Ticket Scalping: Its Legal and Economic Effects on the Illusion of Perfect Innocence
Griggs, LD, Ticket Scalping: Its Legal and Economic Effects on the Illusion of Perfect Innocence, Griffith Law Review - A Journal of Social and Critical Legal Studies, 15, (2) pp. 287-305. ISSN 1038-3441 (2006) [Refereed Article]
The scalping of tickets for major sporting events is controlled throughout much of the United States. Recently, in response to perceived public backlash against the scalping of tickets for the AFL Grand Final, Victoria introduced its own legislation, the Sports Event Ticketing (Fair Access) Act 2002. This legislation seeks to control the secondary market in the selling of tickets as well as controlling this activity in the physical vicinity of venues.
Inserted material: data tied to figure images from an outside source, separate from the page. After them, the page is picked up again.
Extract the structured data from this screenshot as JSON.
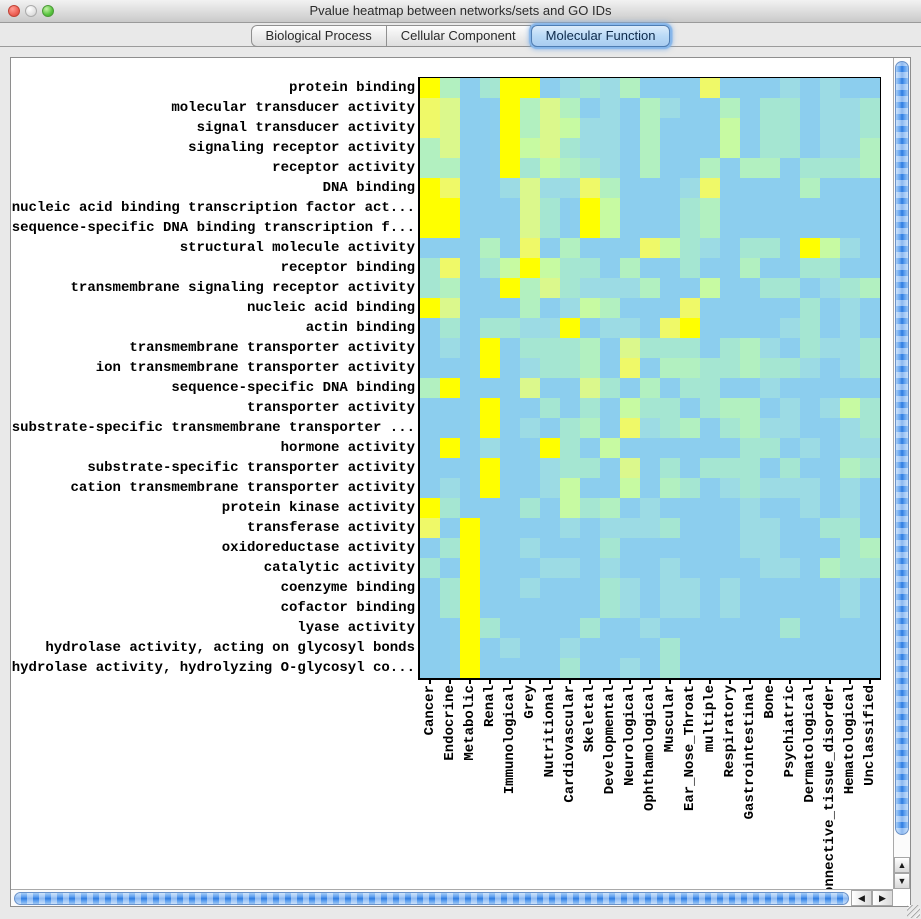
{
  "window": {
    "title": "Pvalue heatmap between networks/sets and GO IDs"
  },
  "tabs": [
    {
      "label": "Biological Process",
      "selected": false
    },
    {
      "label": "Cellular Component",
      "selected": false
    },
    {
      "label": "Molecular Function",
      "selected": true
    }
  ],
  "scrollbar_icons": {
    "up": "▲",
    "down": "▼",
    "left": "◀",
    "right": "▶"
  },
  "chart_data": {
    "type": "heatmap",
    "title": "Pvalue heatmap between networks/sets and GO IDs",
    "rows": [
      "protein binding",
      "molecular transducer activity",
      "signal transducer activity",
      "signaling receptor activity",
      "receptor activity",
      "DNA binding",
      "nucleic acid binding transcription factor act...",
      "sequence-specific DNA binding transcription f...",
      "structural molecule activity",
      "receptor binding",
      "transmembrane signaling receptor activity",
      "nucleic acid binding",
      "actin binding",
      "transmembrane transporter activity",
      "ion transmembrane transporter activity",
      "sequence-specific DNA binding",
      "transporter activity",
      "substrate-specific transmembrane transporter ...",
      "hormone activity",
      "substrate-specific transporter activity",
      "cation transmembrane transporter activity",
      "protein kinase activity",
      "transferase activity",
      "oxidoreductase activity",
      "catalytic activity",
      "coenzyme binding",
      "cofactor binding",
      "lyase activity",
      "hydrolase activity, acting on glycosyl bonds",
      "hydrolase activity, hydrolyzing O-glycosyl co..."
    ],
    "columns": [
      "Cancer",
      "Endocrine",
      "Metabolic",
      "Renal",
      "Immunological",
      "Grey",
      "Nutritional",
      "Cardiovascular",
      "Skeletal",
      "Developmental",
      "Neurological",
      "Ophthamological",
      "Muscular",
      "Ear_Nose_Throat",
      "multiple",
      "Respiratory",
      "Gastrointestinal",
      "Bone",
      "Psychiatric",
      "Dermatological",
      "Connective_tissue_disorder",
      "Hematological",
      "Unclassified"
    ],
    "palette": {
      "Y": "#ffff00",
      "y": "#eff968",
      "p": "#dbf88c",
      "g": "#c7faa2",
      "m": "#b2f0c0",
      "t": "#a5e6d2",
      "s": "#9cdbe4",
      "b": "#8cceee"
    },
    "color_scale_note": "yellow = most significant p-value, light blue = least significant (no colorbar shown)",
    "grid_color_codes": [
      "YmbtYYbstsmbbbybbbsbsbb",
      "ypbbYmpmbsbmsbbmbttbsst",
      "ypbbYmpgssbmbbbgbttbsst",
      "mpbbYgptssbmbbbgbttbssm",
      "mmbbYtgmtsbmbbmbmmbtttm",
      "Yybbspssymbbbsybbbbmbbb",
      "YYbbbptbYgbbbtmbbbbbbbb",
      "YYbbbptbYgbbbtmbbbbbbbb",
      "bbbmbybmbbbygtsbttbYgsb",
      "tybtgYgttbmbbtbbmbbttbb",
      "tmbbYmptsssmbbgbbttbstm",
      "Ypbbbmbsgmbbbybbbbbtbsb",
      "btbttssYbssbyYbbbbstbsb",
      "bsbYbtttmbptttbtmsbtsst",
      "bbbYbsttmbybmmttmttsbst",
      "mYbbbpbbptbmbttbbsbbbbb",
      "bbbYbbtbtbgttbtmmbsbsgt",
      "bbbYbsbtmbystmbtmssbbst",
      "bYbsbbYtbgbbbbbbttbsbss",
      "bbbYbbsttbpbtbtttbtbbmt",
      "bsbYbbsgbbgbmtbstsssbsb",
      "Ytbbbtbgtmbsbbbbsbbsbsb",
      "ybYbbbbsbssstbbbssbbttb",
      "btYbbsbbbtbbbbbbssbbbtm",
      "tbYbbbssbsbbsbbbbssbmtt",
      "btYbbsbbbtsbssbsbbbbbsb",
      "btYbbbbbbtsbssbsbbbbbsb",
      "bbYtbbbbtbbsbbbbbbtbbbb",
      "bbYbsbbsbbbbtbbbbbbbbbb",
      "bbYbbbbtbbsbtbbbbbbbbbb"
    ]
  }
}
From a consumer perspective, the issue is fundamental: does the anti-scalping legislation allow consumers to pocket the economic surplus from the under pricing (deliberate or otherwise) of tickets and, through this, paternalistically protect the consumer from the alleged price-gouging that can occur in the secondary market; or does it operate to harm consumers by inefficiently allocating a scarce resource? This article explores the economic arguments for and against scalping, as well as identifying what the author submits are the relevant principles behind consumer protection in anti-scalping legislation. Practical solutions will also be offered as a way of reaching a compromise between the economics of allowing a scarce resource to be allocated to the person prepared to pay the most, as against the inherent backlash by the traditional fan towards perceived extortionate prices charged in the secondary market.